17 April 2009

"Sam Spayed"

SAM SPAYED
By Curtis C. Chen

The building manager unlocked the apartment and said, "You know they got a talking cat, right?"

Jake took his hand off the doorknob and stepped back.

Andy said, "Don't tell me you're afwaid of puddy tats, Jake."

The older detective scowled. "I hate talking animals."

Andy shook his head and stepped forward.

The first pet "translators" were just prerecorded audio chips triggered by sound. Then a couple of Stanford graduate students had refined the technology, using voice stress analysis and text-to-speech software. Now anyone could walk into any pet store in the country and get a patented "translation collar" to give his or her pet its own unique voice.

Andy pushed the door open and called, "NYPD!" Nobody responded.

Enough daylight was coming in through the kitchen window for him to see potted plants everywhere, half-folded newspapers on the dining table, and one mostly empty teacup on the carpet by the futon. There was a distinctly non-plant-like silhouette in the kitchen window. Andy walked over and saw a sleek orange cat, half-crouched on the windowsill and staring back at him with big yellow eyes.

"Hey there," Andy said. "I don't suppose you know where your owner is?"

The cat blinked its eyes slowly and started swishing its tail. It let out a short meow, and a second later, the hexagonal tag on its collar blinked green and said, "I can has cheeseburger?"

Andy groaned. Apparently their missing person had sprung for one of the novelty language upgrades.

He saw two empty bowls on the kitchen floor, picked up one of them, and filled it from the tap.
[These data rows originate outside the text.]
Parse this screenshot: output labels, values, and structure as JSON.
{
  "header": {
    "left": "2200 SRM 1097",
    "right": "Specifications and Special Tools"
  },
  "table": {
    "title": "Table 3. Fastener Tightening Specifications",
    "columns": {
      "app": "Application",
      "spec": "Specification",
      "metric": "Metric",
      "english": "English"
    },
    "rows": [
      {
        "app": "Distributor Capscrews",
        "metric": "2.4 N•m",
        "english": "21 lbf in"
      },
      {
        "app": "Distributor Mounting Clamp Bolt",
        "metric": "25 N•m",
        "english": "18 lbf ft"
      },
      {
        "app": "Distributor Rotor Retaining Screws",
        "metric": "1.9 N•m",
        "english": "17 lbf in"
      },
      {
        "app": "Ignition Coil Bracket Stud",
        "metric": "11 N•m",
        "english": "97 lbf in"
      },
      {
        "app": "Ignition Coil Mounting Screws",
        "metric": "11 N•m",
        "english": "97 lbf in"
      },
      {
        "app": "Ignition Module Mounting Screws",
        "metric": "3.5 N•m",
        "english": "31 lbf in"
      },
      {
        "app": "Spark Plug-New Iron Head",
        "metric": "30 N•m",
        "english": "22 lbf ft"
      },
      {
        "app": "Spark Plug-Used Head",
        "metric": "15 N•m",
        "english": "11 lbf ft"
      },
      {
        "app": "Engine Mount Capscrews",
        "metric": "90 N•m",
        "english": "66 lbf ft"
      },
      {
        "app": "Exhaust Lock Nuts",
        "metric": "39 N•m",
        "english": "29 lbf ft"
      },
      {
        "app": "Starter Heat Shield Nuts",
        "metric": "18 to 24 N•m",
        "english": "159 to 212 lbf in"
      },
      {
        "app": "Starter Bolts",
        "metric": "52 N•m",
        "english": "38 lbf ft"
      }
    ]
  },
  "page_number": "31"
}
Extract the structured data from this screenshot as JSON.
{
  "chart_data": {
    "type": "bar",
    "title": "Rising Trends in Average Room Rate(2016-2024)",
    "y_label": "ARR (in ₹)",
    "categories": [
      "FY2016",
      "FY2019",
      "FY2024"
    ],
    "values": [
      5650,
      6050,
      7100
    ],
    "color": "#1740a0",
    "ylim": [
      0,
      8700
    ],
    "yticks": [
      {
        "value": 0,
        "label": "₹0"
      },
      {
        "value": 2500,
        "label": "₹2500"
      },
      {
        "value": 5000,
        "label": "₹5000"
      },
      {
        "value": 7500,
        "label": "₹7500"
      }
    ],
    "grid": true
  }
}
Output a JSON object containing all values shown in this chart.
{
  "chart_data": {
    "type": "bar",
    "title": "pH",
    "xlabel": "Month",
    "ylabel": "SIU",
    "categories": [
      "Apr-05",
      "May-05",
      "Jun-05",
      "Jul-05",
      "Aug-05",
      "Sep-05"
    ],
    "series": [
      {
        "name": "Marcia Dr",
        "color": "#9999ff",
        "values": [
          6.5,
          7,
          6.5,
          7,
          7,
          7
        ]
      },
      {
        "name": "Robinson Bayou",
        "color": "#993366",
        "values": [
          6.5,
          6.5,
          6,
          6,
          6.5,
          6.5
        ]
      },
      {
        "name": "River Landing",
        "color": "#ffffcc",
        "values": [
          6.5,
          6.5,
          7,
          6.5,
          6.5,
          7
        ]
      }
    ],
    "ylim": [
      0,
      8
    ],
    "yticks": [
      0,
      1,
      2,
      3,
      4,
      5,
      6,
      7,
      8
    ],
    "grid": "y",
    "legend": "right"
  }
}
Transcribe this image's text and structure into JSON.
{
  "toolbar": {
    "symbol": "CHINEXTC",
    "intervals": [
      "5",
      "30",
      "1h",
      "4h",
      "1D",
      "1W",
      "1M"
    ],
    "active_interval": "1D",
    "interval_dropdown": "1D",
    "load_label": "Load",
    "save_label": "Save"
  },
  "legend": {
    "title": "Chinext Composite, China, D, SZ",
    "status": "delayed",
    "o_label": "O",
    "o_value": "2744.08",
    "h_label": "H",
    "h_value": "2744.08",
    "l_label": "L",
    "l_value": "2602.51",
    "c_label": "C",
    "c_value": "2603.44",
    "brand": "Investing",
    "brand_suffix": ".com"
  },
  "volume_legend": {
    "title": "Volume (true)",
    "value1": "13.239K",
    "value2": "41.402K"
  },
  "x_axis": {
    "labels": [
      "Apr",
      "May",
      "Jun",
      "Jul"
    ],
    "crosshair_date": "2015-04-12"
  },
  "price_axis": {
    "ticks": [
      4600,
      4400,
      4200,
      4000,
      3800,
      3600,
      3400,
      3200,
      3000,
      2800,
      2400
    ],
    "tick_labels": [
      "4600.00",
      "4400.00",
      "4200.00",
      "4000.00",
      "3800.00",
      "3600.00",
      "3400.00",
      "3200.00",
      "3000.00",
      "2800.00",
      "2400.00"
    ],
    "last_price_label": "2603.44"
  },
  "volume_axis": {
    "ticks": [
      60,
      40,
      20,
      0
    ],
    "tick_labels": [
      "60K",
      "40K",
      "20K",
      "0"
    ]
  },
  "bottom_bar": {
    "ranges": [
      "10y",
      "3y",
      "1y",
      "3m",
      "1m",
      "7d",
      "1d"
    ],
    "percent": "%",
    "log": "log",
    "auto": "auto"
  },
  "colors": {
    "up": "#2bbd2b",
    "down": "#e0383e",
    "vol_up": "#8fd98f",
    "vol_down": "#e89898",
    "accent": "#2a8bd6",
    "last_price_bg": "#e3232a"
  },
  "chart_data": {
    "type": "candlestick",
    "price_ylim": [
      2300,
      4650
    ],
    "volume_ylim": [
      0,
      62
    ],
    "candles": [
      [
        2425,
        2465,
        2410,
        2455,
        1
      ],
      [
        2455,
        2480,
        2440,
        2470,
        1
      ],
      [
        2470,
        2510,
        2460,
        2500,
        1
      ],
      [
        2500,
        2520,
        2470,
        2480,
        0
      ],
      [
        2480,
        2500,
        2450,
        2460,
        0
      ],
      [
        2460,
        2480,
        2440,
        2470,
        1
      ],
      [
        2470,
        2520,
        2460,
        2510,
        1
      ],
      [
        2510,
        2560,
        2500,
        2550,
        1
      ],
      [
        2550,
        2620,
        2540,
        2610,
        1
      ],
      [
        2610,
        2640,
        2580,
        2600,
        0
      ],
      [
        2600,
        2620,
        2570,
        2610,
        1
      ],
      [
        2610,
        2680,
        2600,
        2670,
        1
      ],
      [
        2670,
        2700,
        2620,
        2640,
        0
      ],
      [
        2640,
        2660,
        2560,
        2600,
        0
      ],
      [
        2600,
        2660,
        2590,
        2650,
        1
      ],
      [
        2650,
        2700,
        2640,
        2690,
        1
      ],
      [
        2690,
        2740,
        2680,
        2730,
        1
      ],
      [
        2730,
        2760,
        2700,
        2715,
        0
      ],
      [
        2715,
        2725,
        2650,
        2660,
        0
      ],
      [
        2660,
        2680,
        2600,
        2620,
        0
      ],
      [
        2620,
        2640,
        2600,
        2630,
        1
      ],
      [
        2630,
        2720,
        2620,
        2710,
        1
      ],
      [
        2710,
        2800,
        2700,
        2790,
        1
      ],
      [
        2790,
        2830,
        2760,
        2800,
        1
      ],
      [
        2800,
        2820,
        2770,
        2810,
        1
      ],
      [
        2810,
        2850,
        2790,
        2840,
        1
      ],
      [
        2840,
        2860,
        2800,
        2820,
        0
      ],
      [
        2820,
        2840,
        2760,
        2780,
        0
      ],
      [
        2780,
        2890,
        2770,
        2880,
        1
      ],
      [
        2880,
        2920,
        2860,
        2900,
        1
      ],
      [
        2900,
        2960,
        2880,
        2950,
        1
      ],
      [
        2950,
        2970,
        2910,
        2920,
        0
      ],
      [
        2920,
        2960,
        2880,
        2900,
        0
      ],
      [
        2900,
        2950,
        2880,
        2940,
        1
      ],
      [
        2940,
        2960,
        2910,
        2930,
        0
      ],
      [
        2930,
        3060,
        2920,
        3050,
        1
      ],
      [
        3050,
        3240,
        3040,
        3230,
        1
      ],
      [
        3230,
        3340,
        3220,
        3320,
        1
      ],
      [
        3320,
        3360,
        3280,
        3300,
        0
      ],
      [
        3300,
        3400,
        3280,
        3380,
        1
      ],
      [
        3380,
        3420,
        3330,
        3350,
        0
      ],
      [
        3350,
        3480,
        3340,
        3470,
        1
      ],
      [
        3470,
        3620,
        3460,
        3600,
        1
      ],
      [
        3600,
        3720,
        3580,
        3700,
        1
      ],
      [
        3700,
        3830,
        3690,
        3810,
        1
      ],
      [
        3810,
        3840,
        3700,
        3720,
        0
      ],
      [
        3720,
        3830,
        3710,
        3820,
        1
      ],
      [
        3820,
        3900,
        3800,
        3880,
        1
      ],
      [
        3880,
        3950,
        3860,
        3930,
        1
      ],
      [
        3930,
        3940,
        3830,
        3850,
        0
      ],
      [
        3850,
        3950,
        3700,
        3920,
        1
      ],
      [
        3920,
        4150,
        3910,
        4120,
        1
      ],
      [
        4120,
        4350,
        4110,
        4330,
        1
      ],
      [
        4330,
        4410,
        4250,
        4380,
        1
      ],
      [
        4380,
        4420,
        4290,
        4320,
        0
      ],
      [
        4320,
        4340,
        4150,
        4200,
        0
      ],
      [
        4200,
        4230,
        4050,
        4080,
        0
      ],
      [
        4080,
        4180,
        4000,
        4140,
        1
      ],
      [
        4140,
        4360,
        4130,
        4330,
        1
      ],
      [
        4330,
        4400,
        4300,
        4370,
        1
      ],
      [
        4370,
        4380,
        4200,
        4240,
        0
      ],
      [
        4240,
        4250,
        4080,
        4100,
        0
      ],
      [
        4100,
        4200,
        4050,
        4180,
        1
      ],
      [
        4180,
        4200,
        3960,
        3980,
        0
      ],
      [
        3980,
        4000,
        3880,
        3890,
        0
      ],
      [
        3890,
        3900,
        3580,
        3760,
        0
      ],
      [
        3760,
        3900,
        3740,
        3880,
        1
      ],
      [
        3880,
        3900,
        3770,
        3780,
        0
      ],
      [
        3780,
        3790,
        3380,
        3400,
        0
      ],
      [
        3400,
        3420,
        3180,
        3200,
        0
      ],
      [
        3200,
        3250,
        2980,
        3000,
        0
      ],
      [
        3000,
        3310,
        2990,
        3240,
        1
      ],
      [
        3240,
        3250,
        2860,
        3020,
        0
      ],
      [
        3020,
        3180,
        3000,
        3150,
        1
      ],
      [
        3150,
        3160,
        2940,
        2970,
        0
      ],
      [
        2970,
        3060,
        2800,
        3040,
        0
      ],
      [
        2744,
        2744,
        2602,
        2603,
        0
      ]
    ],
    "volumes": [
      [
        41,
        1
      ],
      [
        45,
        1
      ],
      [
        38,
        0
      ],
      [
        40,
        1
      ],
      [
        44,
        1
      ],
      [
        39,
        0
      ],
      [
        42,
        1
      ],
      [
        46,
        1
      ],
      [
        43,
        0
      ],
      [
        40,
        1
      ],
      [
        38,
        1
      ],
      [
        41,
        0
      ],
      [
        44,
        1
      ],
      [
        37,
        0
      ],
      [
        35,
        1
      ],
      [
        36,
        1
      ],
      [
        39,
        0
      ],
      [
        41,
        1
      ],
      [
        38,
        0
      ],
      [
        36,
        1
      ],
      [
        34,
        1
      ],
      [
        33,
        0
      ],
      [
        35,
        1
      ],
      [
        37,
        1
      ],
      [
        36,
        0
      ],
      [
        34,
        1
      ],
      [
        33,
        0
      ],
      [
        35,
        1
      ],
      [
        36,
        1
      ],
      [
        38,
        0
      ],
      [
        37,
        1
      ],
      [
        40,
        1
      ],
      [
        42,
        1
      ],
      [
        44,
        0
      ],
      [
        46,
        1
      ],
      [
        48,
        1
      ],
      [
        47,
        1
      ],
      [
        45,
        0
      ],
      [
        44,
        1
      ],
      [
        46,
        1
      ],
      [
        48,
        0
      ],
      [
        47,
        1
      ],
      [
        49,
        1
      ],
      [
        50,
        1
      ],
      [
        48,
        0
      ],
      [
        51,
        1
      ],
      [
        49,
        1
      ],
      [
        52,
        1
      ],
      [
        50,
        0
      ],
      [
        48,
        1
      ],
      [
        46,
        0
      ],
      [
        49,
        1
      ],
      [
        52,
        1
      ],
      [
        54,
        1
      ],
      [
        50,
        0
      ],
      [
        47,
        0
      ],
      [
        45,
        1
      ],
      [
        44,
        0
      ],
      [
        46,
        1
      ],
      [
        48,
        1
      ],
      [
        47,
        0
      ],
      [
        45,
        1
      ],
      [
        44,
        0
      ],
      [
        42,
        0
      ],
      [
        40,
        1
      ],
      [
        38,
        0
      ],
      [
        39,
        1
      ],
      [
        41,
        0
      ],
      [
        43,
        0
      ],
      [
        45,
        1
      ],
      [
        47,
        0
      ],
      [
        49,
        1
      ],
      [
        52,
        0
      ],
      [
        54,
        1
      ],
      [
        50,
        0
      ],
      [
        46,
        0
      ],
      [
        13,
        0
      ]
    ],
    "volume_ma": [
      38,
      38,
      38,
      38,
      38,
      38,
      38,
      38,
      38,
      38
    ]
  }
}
The pressurized water hit the side of the bowl and spattered all over Andy's chest before he could shut it off.

The cat yowled, "You're doing it wrong!"

Andy put the bowl down. He saw Jake standing in the living room, grinning.

"What?" Andy said.

"I'm searching the bedroom," Jake said. "You have fun with your furry friend there."

"Fuck you," Andy replied.

The cat descended onto the counter and sniffed at the water bowl. "Do not want!"

"Yeah, yeah," Andy muttered.

"It has a flavor!" the cat said.

Andy looked at the bowl on the counter. He turned on the faucet and watched the water spray into the sink. The stream seemed more diffuse than it should have been.

Andy searched his pockets and found his Mickey detectors. The precinct had issued everyone drug testing kits after a sudden wave of knockout rapes in downtown. He opened the plastic canister, pulled out a strip, and held it under the tap water. The stiff paper turned red instantly.

"Son of a bitch," Andy said.

He turned off the water and unscrewed the aerator at the end of the spout. When he pulled it away, a small, shiny disk fell out of the faucet. The surface of the disk felt slimy and left a residue on his thumb.

Andy smiled and petted the cat with his other hand. "Good kitty."

"Also," the cat said, "your mechanic is a pony."

EOF

Audio: "Sam Spayed"



If there is a moral to this story, I suppose it would be: Humans are easily fooled.

We are hard-wired to fill in the blanks. Flash a sequence of still images at twenty-four frames a second, and we think we see motion. Show us strange phenomena that can't be easily explained, and we turn to conspiracy theories, religions, or both.

It's good and bad that we're predisposed to understand things in terms of story. Good, because narrative is a solid framework for all kinds of information dispersal; bad, because sometimes what you want to hear isn't what you need to hear, or even what's available. Reality can be a real buzzkill.

Music: Bass and Electric Guitar stems from "Code Monkey" by Jonathan Coulton, licensed under Creative Commons.

EOF

IM IN UR STORY, etc.

Yes, I'm afraid it has come to this: punny titles and gratuitous references to overexposed Internet memes. But hey, at least I'm not taping bacon to my cat.

Here's another link, just in case you're wondering where I got that punchline. And yes, I have made some Lolz featuring our own cats.

Simpsons fans may recall a similar translator idea in "Brother, Can You Spare Two Dimes?" But the idea of a "universal translator" dates back to at least 1967, when Star Trek used it, and probably appeared before then in other fiction.

Would the ability to communicate with other beings help or hurt first contact and the establishment of peaceful inter-species relations? I have to agree with Douglas Adams here—it would most likely be irrelevant. Many people who speak the same language are still right bastards to each other.

Being able to talk to someone doesn't mean you're automatically going to like them. Or believe them, for that matter. As cops and doctors know, everybody lies. Even machines.